What I want is to be able to watch a baseball game without being reminded every three minutes of what network I'm watching and how else I can help that network rake in revenues. I guess I'm going to have to wait until the next time I get ESPN's 3rd or 4th-string broadcast crew for that.
(Dave's World is going to add a concurring postscript. As I've mentioned on the site several times, I have the DirecTV MLB baseball package. I've been watching a ton of baseball this year. At first, I remember watching a Yankees game on YES and thinking "hmm ... these announcers aren't half-bad." Then I watched a Dodgers game and listened to Vin Scully. An absolute pleasure. Then I watched the entire Sox-Indians series in Cleveland off the Fox Sports Ohio feed, and thought, "hey, these guys are great."

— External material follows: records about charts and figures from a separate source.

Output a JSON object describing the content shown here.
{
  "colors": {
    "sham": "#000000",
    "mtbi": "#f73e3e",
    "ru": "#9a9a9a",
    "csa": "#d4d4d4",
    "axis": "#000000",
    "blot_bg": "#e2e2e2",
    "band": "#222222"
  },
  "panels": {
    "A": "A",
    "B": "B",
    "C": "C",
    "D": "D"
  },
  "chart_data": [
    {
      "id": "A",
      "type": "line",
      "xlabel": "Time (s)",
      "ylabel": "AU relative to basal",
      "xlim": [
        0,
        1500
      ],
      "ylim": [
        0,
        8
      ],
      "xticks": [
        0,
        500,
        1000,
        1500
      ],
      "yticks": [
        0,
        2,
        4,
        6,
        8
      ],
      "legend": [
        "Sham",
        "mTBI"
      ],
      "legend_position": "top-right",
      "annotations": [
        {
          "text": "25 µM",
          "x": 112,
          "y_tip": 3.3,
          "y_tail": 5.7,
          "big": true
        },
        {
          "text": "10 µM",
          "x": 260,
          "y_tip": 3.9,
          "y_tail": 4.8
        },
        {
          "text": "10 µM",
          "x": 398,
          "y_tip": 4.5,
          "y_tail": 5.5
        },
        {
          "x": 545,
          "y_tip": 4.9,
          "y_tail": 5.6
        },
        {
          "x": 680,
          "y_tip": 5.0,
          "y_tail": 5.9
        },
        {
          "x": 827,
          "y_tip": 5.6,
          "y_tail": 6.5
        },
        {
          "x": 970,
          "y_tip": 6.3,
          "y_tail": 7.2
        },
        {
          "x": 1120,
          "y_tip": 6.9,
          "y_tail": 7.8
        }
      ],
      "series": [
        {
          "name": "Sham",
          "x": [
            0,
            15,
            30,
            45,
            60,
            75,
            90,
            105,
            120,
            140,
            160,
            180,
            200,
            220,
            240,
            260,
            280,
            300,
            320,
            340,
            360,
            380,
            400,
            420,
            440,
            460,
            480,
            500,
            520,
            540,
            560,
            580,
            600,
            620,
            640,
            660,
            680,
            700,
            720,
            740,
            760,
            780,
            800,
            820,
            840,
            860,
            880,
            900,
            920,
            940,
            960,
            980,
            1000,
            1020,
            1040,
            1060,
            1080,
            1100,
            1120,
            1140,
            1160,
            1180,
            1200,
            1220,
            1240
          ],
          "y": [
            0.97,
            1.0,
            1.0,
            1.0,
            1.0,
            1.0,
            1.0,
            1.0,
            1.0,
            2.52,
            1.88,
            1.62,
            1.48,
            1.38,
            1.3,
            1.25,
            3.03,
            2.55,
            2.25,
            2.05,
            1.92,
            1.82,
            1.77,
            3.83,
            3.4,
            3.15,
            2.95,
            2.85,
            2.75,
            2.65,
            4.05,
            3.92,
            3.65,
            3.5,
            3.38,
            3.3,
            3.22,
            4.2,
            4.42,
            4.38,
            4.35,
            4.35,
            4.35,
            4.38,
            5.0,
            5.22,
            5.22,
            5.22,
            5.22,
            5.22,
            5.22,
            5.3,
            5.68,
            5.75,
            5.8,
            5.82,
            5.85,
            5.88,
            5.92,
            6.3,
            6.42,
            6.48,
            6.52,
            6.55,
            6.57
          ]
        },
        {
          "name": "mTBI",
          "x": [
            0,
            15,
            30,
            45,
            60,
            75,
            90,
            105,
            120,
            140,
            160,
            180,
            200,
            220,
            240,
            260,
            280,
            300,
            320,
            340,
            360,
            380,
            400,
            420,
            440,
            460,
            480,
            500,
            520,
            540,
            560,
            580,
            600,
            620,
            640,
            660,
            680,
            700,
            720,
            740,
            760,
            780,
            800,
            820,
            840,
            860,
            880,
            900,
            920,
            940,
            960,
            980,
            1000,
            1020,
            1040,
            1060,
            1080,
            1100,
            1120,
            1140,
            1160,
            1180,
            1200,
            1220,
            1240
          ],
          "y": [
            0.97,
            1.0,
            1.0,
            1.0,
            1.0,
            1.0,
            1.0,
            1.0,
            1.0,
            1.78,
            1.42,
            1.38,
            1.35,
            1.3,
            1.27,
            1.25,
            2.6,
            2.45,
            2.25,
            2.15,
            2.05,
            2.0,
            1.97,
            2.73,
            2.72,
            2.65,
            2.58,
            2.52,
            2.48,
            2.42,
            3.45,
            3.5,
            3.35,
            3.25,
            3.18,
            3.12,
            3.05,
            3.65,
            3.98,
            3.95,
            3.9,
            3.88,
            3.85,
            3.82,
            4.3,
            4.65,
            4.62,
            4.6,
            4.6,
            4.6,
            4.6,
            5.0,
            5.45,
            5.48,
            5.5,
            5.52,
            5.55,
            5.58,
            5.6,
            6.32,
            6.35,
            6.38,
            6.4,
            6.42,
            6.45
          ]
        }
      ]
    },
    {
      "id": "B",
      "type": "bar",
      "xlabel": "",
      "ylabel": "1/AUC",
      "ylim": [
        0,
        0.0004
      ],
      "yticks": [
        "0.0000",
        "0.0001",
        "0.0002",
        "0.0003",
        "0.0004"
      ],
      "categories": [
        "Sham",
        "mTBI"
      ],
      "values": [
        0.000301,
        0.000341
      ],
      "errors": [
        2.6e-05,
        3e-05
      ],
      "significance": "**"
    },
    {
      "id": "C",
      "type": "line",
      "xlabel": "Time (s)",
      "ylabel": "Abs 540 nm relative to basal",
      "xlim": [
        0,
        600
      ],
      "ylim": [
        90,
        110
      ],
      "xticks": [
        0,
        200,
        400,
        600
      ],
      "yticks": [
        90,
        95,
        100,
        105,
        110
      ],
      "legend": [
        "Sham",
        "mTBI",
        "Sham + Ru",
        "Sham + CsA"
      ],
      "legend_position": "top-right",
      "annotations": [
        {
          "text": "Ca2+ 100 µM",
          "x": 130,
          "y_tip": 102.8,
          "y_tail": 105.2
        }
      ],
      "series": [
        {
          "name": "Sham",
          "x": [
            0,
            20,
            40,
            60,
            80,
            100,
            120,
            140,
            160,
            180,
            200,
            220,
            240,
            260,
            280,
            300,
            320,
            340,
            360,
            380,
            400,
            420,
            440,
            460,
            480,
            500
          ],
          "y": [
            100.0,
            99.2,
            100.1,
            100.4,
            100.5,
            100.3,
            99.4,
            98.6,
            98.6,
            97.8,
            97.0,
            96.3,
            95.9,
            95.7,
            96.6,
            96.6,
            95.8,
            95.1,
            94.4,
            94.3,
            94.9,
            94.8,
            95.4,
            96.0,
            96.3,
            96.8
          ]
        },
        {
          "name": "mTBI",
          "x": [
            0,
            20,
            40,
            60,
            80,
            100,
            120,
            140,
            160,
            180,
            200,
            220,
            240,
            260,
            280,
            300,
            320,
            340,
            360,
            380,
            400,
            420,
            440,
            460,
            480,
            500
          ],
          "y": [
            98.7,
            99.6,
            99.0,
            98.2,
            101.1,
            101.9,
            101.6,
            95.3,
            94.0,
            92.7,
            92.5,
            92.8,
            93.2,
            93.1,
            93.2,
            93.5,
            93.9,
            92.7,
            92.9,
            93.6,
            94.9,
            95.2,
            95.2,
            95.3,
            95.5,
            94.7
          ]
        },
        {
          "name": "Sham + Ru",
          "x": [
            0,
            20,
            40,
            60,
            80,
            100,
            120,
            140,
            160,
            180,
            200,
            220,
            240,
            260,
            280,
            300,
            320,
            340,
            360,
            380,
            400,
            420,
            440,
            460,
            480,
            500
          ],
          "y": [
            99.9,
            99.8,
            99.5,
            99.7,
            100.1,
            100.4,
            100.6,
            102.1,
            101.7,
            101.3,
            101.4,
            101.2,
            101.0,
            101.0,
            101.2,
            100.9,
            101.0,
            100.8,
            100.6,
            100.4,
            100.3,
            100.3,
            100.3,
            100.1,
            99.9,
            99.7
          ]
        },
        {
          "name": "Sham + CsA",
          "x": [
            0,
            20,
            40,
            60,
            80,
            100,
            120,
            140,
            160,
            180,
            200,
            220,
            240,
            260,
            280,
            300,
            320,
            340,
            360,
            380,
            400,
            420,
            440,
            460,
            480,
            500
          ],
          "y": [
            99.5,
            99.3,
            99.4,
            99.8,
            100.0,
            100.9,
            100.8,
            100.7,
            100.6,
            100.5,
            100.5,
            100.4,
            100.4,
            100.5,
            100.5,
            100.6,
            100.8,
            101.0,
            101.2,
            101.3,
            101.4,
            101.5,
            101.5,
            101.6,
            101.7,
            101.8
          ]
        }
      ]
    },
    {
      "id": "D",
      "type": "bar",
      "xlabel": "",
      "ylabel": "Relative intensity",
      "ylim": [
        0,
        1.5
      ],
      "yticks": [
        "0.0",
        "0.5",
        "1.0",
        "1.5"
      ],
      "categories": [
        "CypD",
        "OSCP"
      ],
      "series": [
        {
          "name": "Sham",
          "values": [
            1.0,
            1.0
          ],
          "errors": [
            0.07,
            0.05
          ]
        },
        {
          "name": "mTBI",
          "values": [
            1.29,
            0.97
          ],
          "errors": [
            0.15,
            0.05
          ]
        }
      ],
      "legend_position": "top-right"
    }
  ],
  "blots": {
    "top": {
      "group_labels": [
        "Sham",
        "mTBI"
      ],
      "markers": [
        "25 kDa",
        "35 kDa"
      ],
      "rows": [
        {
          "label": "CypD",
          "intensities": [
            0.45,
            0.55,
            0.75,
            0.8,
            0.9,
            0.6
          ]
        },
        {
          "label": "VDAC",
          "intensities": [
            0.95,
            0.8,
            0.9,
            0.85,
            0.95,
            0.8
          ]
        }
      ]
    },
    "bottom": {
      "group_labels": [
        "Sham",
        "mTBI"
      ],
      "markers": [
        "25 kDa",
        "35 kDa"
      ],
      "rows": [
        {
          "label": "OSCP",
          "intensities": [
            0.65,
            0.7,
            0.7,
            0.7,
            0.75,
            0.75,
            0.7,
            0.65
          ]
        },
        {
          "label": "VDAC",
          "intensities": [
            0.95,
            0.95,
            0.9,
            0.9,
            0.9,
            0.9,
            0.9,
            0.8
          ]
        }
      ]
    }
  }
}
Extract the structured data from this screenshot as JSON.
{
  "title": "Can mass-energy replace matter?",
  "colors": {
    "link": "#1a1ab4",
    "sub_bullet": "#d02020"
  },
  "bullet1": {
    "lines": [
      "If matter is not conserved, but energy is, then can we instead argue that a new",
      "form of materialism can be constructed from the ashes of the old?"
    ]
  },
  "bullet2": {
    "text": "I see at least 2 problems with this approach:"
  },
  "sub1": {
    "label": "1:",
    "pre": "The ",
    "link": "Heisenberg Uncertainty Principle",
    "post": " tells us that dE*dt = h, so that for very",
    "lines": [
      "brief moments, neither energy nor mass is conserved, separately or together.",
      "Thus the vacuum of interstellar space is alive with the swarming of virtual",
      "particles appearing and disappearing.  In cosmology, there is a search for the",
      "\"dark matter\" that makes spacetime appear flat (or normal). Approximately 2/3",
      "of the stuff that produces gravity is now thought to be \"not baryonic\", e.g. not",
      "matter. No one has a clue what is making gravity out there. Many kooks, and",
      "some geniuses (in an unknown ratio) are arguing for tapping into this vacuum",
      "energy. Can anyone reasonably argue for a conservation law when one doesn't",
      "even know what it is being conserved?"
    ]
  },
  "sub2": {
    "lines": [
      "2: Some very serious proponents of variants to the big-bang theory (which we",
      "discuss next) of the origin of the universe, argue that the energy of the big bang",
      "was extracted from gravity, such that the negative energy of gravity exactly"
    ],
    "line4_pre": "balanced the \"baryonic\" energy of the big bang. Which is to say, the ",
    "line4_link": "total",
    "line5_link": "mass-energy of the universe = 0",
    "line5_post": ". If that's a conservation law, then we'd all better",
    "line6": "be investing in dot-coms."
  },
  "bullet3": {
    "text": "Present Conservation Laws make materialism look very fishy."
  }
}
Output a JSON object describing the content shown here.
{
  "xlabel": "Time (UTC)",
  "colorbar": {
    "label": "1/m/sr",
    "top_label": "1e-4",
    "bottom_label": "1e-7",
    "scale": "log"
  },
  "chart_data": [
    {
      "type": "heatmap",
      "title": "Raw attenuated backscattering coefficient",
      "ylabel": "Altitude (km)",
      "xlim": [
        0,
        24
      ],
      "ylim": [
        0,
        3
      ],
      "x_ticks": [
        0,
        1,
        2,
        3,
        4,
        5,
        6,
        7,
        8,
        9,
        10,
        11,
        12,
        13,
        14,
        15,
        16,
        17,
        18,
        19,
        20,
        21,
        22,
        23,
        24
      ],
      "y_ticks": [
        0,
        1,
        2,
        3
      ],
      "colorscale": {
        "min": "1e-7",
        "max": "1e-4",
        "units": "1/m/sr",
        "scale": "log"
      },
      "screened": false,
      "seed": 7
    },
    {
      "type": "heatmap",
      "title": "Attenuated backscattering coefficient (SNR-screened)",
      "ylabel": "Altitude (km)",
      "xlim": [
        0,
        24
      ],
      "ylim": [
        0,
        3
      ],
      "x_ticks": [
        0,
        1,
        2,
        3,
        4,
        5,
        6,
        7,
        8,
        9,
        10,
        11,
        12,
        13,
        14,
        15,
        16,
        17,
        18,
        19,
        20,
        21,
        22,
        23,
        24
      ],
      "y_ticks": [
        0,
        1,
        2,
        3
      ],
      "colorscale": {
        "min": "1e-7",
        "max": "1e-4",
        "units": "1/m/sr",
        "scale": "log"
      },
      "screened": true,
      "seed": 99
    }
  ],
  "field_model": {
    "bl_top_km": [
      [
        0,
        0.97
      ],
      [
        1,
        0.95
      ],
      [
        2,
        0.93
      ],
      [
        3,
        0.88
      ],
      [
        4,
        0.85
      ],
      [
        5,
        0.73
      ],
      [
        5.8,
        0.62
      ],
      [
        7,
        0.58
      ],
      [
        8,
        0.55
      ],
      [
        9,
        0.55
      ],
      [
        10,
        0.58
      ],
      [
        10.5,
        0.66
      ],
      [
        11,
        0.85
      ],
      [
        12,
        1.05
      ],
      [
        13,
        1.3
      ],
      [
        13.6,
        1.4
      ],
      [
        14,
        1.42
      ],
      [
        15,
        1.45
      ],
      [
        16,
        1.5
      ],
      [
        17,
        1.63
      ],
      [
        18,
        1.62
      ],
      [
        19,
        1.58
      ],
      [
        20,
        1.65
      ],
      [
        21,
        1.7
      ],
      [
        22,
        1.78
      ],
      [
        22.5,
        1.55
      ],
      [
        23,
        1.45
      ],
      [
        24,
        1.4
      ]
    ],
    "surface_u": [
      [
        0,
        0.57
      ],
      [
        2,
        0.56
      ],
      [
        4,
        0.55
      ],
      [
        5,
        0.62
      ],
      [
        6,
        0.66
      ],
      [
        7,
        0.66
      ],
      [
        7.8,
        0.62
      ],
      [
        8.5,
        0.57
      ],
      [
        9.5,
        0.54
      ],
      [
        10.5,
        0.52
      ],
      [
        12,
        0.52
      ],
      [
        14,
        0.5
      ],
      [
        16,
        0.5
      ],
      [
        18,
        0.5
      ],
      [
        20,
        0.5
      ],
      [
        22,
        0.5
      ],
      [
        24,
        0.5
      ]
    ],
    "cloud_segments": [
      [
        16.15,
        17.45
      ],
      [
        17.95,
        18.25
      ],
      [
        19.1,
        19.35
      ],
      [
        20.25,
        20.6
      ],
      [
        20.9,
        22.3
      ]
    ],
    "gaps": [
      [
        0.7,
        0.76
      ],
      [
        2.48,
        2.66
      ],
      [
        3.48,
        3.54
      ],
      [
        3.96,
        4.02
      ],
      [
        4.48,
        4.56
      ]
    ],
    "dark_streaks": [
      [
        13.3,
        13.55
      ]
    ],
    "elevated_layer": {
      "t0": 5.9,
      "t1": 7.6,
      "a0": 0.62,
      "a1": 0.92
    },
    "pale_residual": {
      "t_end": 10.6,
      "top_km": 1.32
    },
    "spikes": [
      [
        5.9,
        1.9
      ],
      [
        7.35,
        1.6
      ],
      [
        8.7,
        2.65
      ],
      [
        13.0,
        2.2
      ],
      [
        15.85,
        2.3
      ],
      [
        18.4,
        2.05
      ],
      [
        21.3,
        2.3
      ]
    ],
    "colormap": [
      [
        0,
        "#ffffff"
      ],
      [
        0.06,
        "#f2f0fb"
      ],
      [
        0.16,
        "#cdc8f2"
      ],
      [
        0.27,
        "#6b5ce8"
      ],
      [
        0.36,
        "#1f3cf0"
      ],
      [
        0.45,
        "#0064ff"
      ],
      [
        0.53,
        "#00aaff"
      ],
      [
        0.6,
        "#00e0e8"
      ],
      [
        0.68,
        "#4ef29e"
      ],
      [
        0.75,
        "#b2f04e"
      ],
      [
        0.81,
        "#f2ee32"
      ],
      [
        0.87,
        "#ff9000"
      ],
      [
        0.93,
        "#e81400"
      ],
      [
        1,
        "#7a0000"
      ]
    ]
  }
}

And it finally dawned on me -- they actually talk about baseball during baseball games in other cities; and they actually let baseball unfold at its natural pace, rather than cram every last second of the broadcast with some sort of visual or noise pollution. Even the Yankees have figured this out. They force Steinbrenner propaganda down your throat, but they don't hawk more products than the Home Shopping Network between pitches. Is NESN afraid that baseball games played by the defending world champions in a baseball-mad region that lives and dies with their team isn't interesting enough?
So in case you're wondering if baseball broadcasts around the country have been turned into a cacophony of bad jokes, nonstop carnival barking, and general annoying dreck, the answer is, no, they haven't, its just NESN).